Barcodes and the Digital Product Passport: Backbone of Mass‑Market Identification

The Digital Product Passport accelerates the adoption of standardized identification systems, with barcodes at the core of automation, transparency and recyclability strategies throughout the entire product life cycle.

The Digital Product Passport (DPP) is designed to link each product to a unique digital identity and a structured set of data on origin, materials, use and end‑of‑life, with the goal of driving transparency, circularity and new efficiencies across the supply chain. In this context, the barcode represents an immediately available, standardized and highly scalable identification solution, particularly suited to high volumes and low‑cost products.

The European regulatory framework makes reliable life‑cycle data mandatory, but does not prescribe a single reading technology: the DPP is conceived as a technology‑neutral instrument, within which barcodes stand out for their maturity, low cost and compatibility with existing infrastructures. For many manufacturers, especially in fast‑moving consumer goods and disposable packaging, a paper label with a barcode remains the most economical option, even when billions of items are involved, where differences of just a few cents per unit have a decisive impact on overall costs.

Standardization is the key prerequisite for the DPP to function on a European scale: only harmonized data formats and processes enable truly circular value chains. In this setting, barcodes benefit from decades of operational experience, established standards and a global installed base of scanners, backend systems and workflows already optimized for optical reading.

For companies with lower levels of automation or limited digital resources, barcodes provide a pragmatic entry point into the DPP concept, allowing them to comply with regulatory requirements without overhauling infrastructures and processes. At the same time, convergence towards an interoperable digital passport makes it possible to unify identification criteria and processes, while preserving the flexibility to choose the most suitable technology based on production context, product value and automation level.
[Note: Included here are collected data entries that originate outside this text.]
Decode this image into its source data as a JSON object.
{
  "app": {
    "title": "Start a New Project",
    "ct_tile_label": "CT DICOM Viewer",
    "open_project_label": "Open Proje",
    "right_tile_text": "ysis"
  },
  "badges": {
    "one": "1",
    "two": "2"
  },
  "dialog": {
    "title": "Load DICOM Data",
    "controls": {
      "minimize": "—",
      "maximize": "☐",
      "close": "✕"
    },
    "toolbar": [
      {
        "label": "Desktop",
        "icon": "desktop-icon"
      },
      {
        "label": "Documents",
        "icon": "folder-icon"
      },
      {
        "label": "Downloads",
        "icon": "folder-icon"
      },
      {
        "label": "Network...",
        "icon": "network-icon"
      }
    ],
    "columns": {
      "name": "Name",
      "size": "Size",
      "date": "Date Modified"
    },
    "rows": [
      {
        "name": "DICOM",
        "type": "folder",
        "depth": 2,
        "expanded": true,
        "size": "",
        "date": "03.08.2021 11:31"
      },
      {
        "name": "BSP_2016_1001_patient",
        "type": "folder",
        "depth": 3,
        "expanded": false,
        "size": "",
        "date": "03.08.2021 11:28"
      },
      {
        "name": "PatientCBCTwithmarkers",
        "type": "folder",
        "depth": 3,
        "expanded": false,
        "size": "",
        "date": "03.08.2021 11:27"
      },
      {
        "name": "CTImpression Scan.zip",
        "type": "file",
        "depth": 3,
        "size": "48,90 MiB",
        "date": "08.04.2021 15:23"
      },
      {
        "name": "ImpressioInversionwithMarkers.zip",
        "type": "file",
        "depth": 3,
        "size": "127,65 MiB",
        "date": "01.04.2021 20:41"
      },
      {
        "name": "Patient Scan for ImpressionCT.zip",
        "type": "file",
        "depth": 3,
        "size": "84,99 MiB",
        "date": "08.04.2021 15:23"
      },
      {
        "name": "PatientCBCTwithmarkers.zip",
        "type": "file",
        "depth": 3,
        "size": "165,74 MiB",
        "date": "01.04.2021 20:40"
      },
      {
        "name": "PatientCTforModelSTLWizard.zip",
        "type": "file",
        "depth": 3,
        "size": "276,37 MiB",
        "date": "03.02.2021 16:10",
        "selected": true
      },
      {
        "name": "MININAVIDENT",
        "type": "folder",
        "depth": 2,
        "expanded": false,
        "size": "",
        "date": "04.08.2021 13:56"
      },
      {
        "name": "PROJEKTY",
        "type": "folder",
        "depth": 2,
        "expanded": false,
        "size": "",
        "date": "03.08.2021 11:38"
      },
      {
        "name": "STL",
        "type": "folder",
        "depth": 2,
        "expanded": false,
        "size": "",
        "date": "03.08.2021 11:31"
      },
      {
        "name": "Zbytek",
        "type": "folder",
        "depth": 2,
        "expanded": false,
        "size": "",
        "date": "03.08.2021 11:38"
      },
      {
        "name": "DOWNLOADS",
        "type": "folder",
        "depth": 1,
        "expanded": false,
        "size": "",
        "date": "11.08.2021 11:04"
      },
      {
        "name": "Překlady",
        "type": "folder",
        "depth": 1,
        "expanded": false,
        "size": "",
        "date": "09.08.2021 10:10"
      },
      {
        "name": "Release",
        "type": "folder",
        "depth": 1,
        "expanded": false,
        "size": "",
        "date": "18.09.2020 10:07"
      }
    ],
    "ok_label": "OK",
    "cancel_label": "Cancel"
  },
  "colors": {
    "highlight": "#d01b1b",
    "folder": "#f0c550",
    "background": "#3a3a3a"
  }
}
In the mass market, barcodes will continue to play a central role going forward: for low‑value items or very high‑volume goods, optical identification remains the most rational choice in terms of cost, implementation simplicity and integration with existing processes. The Digital Product Passport does not replace these technological decisions, but embeds them into a unified, standardized and interoperable framework, in which barcodes remain one of the main enablers of large‑scale automation and traceability.